Il primo ministro libanese Najib Mikati ha definito l’uccisione di Arouri «un nuovo crimine israeliano volto a trascinare inevitabilmente il Libano in una nuova fase di confronto».
In risposta, un portavoce del primo ministro israeliano Benjamin Netanyahu, Mark Regev, ha affermato che «chiunque abbia effettuato questo attacco è stato molto chirurgico e ha puntato ad un obiettivo di Hamas perché Israele è in guerra», senza confermare o negare il coinvolgimento dell’IDF.
A metà dicembre, il consigliere per la sicurezza nazionale degli Stati Uniti Jake Sullivan aveva ricordato che Washington ha ripetutamente esortato Israele a spostare la sua operazione militare ad alto ritmo a Gaza in una «campagna a bassa intensità, chirurgica, mirata e mirata», aggiungendo che una volta attivata questa fase, non ci sarà più alcun rifugio per i leader di Hamas, poiché Israele ha il diritto di perseguire coloro che hanno pianificato ed eseguito gli attacchi del 7 ottobre.

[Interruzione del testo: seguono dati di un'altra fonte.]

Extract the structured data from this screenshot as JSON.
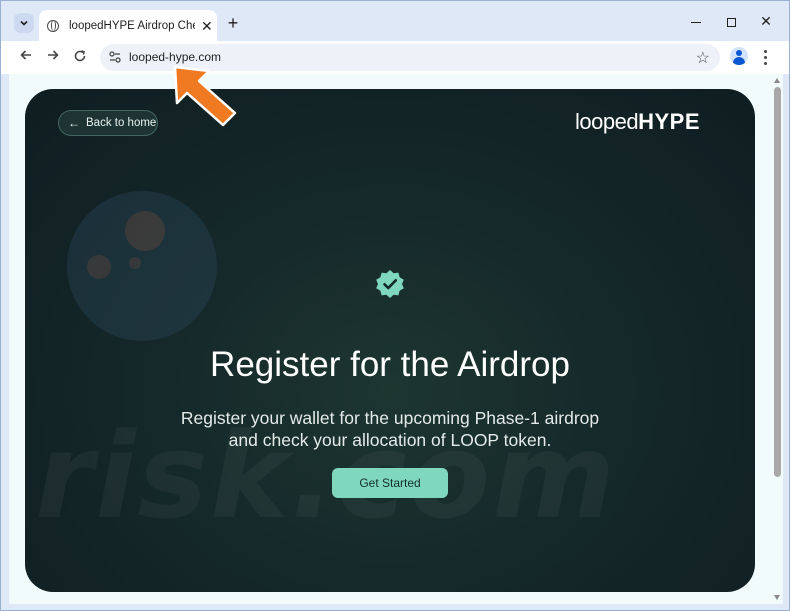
{
  "browser": {
    "tab_title": "loopedHYPE Airdrop Checker",
    "tab_close": "✕",
    "new_tab": "+",
    "close": "✕",
    "url": "looped-hype.com",
    "star": "☆"
  },
  "page": {
    "back_label": "Back to home",
    "logo_light": "looped",
    "logo_bold": "HYPE",
    "title": "Register for the Airdrop",
    "subtitle_line1": "Register your wallet for the upcoming Phase-1 airdrop",
    "subtitle_line2": "and check your allocation of LOOP token.",
    "cta_label": "Get Started"
  },
  "watermark": {
    "text": "risk.com"
  },
  "colors": {
    "accent": "#7fd8be",
    "card_bg": "#15282a",
    "annotation": "#f07a22"
  }
}
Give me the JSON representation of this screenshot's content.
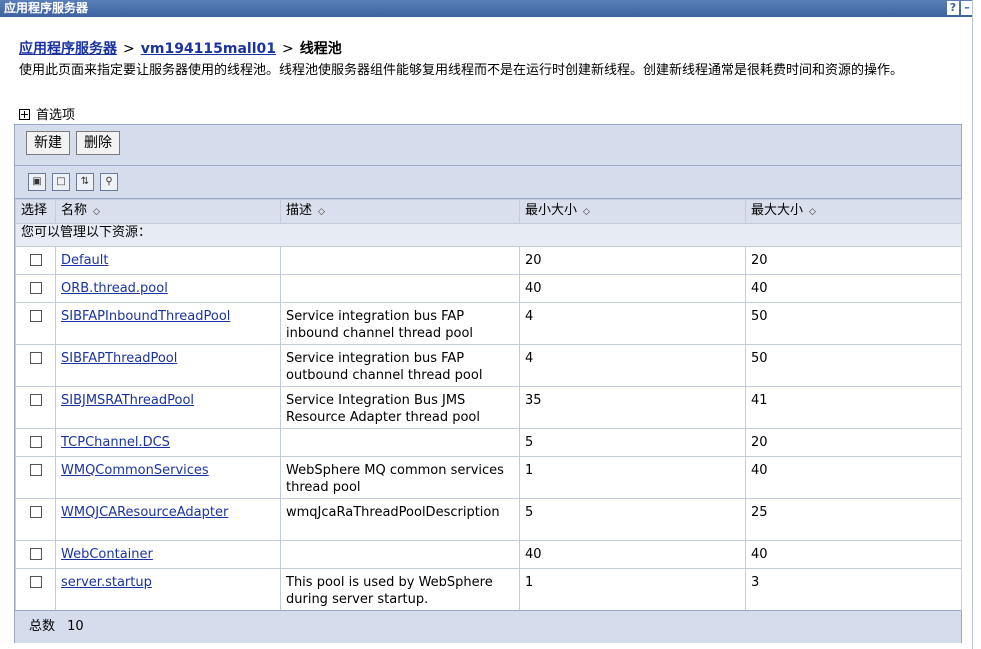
{
  "window": {
    "title": "应用程序服务器",
    "help_label": "?",
    "minimize_label": "–"
  },
  "breadcrumb": {
    "root": "应用程序服务器",
    "server": "vm194115mall01",
    "separator": ">",
    "current": "线程池"
  },
  "description": "使用此页面来指定要让服务器使用的线程池。线程池使服务器组件能够复用线程而不是在运行时创建新线程。创建新线程通常是很耗费时间和资源的操作。",
  "preferences": {
    "label": "首选项"
  },
  "toolbar": {
    "new_label": "新建",
    "delete_label": "删除"
  },
  "icons": [
    "select-all-icon",
    "deselect-all-icon",
    "show-filter-icon",
    "clear-filter-icon"
  ],
  "table": {
    "columns": {
      "select": "选择",
      "name": "名称",
      "desc": "描述",
      "min": "最小大小",
      "max": "最大大小"
    },
    "section_label": "您可以管理以下资源：",
    "rows": [
      {
        "name": "Default",
        "desc": "",
        "min": "20",
        "max": "20"
      },
      {
        "name": "ORB.thread.pool",
        "desc": "",
        "min": "40",
        "max": "40"
      },
      {
        "name": "SIBFAPInboundThreadPool",
        "desc": "Service integration bus FAP inbound channel thread pool",
        "min": "4",
        "max": "50"
      },
      {
        "name": "SIBFAPThreadPool",
        "desc": "Service integration bus FAP outbound channel thread pool",
        "min": "4",
        "max": "50"
      },
      {
        "name": "SIBJMSRAThreadPool",
        "desc": "Service Integration Bus JMS Resource Adapter thread pool",
        "min": "35",
        "max": "41"
      },
      {
        "name": "TCPChannel.DCS",
        "desc": "",
        "min": "5",
        "max": "20"
      },
      {
        "name": "WMQCommonServices",
        "desc": "WebSphere MQ common services thread pool",
        "min": "1",
        "max": "40"
      },
      {
        "name": "WMQJCAResourceAdapter",
        "desc": "wmqJcaRaThreadPoolDescription",
        "min": "5",
        "max": "25"
      },
      {
        "name": "WebContainer",
        "desc": "",
        "min": "40",
        "max": "40"
      },
      {
        "name": "server.startup",
        "desc": "This pool is used by WebSphere during server startup.",
        "min": "1",
        "max": "3"
      }
    ]
  },
  "footer": {
    "total_label": "总数",
    "total_value": "10"
  }
}
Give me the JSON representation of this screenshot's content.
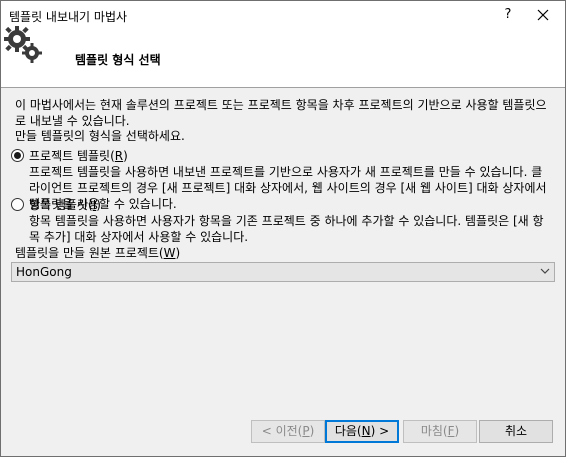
{
  "window": {
    "title": "템플릿 내보내기 마법사",
    "help_label": "?"
  },
  "header": {
    "title": "템플릿 형식 선택",
    "icon": "gear-wizard-icon"
  },
  "content": {
    "intro": "이 마법사에서는 현재 솔루션의 프로젝트 또는 프로젝트 항목을 차후 프로젝트의 기반으로 사용할 템플릿으로 내보낼 수 있습니다.",
    "prompt": "만들 템플릿의 형식을 선택하세요.",
    "options": [
      {
        "label_before": "프로젝트 템플릿(",
        "mnemonic": "R",
        "label_after": ")",
        "checked": true,
        "description": "프로젝트 템플릿을 사용하면 내보낸 프로젝트를 기반으로 사용자가 새 프로젝트를 만들 수 있습니다. 클라이언트 프로젝트의 경우 [새 프로젝트] 대화 상자에서, 웹 사이트의 경우 [새 웹 사이트] 대화 상자에서 템플릿을 사용할 수 있습니다."
      },
      {
        "label_before": "항목 템플릿(",
        "mnemonic": "I",
        "label_after": ")",
        "checked": false,
        "description": "항목 템플릿을 사용하면 사용자가 항목을 기존 프로젝트 중 하나에 추가할 수 있습니다. 템플릿은 [새 항목 추가] 대화 상자에서 사용할 수 있습니다."
      }
    ],
    "source_label_before": "템플릿을 만들 원본 프로젝트(",
    "source_label_mnemonic": "W",
    "source_label_after": ")",
    "source_value": "HonGong"
  },
  "footer": {
    "prev_before": "< 이전(",
    "prev_mnemonic": "P",
    "prev_after": ")",
    "next_before": "다음(",
    "next_mnemonic": "N",
    "next_after": ") >",
    "finish_before": "마침(",
    "finish_mnemonic": "F",
    "finish_after": ")",
    "cancel_label": "취소"
  },
  "colors": {
    "accent": "#0078d7",
    "disabled_text": "#8a8a8a"
  }
}
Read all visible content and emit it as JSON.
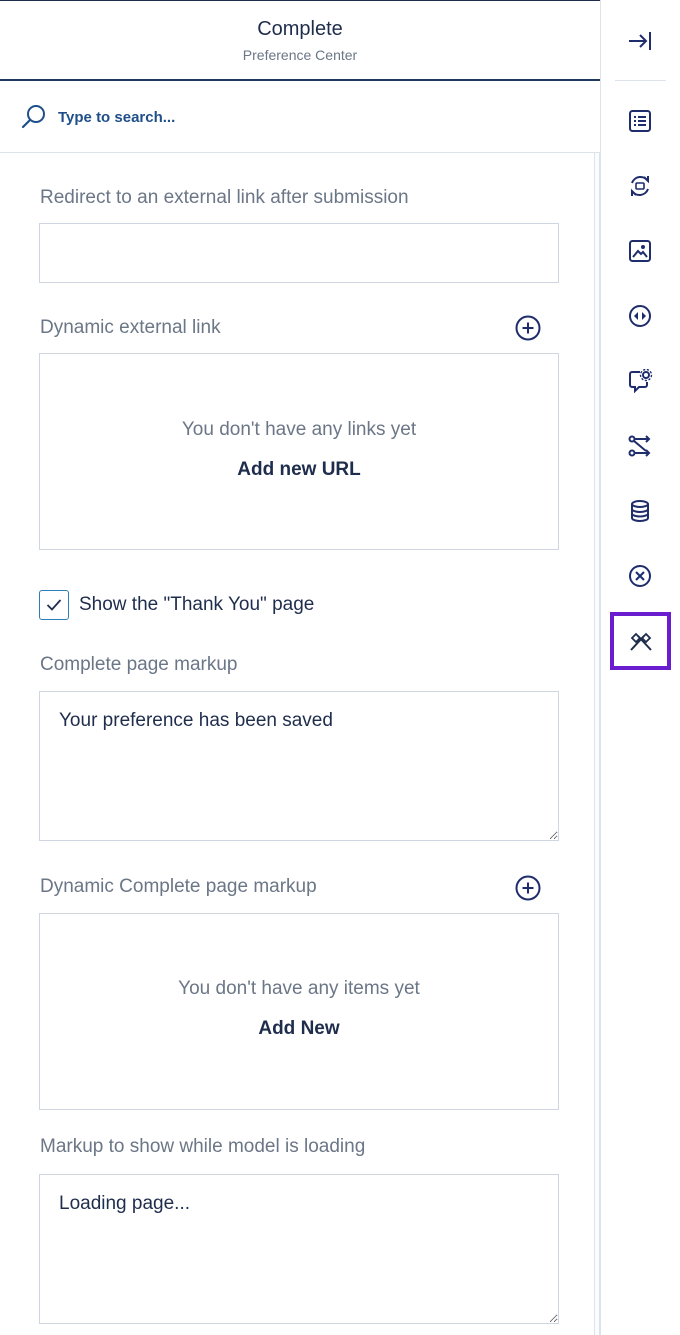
{
  "header": {
    "title": "Complete",
    "subtitle": "Preference Center"
  },
  "search": {
    "placeholder": "Type to search..."
  },
  "form": {
    "redirect": {
      "label": "Redirect to an external link after submission",
      "value": ""
    },
    "dynamic_link": {
      "label": "Dynamic external link",
      "empty_text": "You don't have any links yet",
      "add_label": "Add new URL"
    },
    "thank_you": {
      "label": "Show the \"Thank You\" page",
      "checked": true
    },
    "complete_markup": {
      "label": "Complete page markup",
      "value": "Your preference has been saved"
    },
    "dynamic_markup": {
      "label": "Dynamic Complete page markup",
      "empty_text": "You don't have any items yet",
      "add_label": "Add New"
    },
    "loading_markup": {
      "label": "Markup to show while model is loading",
      "value": "Loading page..."
    }
  },
  "toolbar": {
    "items": [
      {
        "icon": "collapse-panel-icon"
      },
      {
        "icon": "list-form-icon"
      },
      {
        "icon": "refresh-cycle-icon"
      },
      {
        "icon": "image-icon"
      },
      {
        "icon": "code-navigation-icon"
      },
      {
        "icon": "chat-settings-icon"
      },
      {
        "icon": "route-icon"
      },
      {
        "icon": "database-icon"
      },
      {
        "icon": "circle-close-icon"
      },
      {
        "icon": "finish-flags-icon",
        "active": true
      }
    ],
    "active_color": "#6a1ccf"
  },
  "colors": {
    "text_primary": "#1f2d4d",
    "text_muted": "#6b7686",
    "accent": "#1f4f8a",
    "border": "#cfd6df"
  }
}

Come riportato da Renovatio 21, alla fine di novembre, il premier israeliano Netanyahu aveva dichiarato in una conferenza stampa televisiva che Israele avrebbe «operato contro i leader di Hamas ovunque si trovino». Il Wall Street Journal aveva scritto che era in partenza una campagna di assassinii internazionale ordita dal Mossad.
Come riportato da Renovatio 21, due settimane fa i leader di Hamas avevano iniziato a fuggire dal Qatar che li ospitava dopo che Israele ha dichiarato che saranno braccati.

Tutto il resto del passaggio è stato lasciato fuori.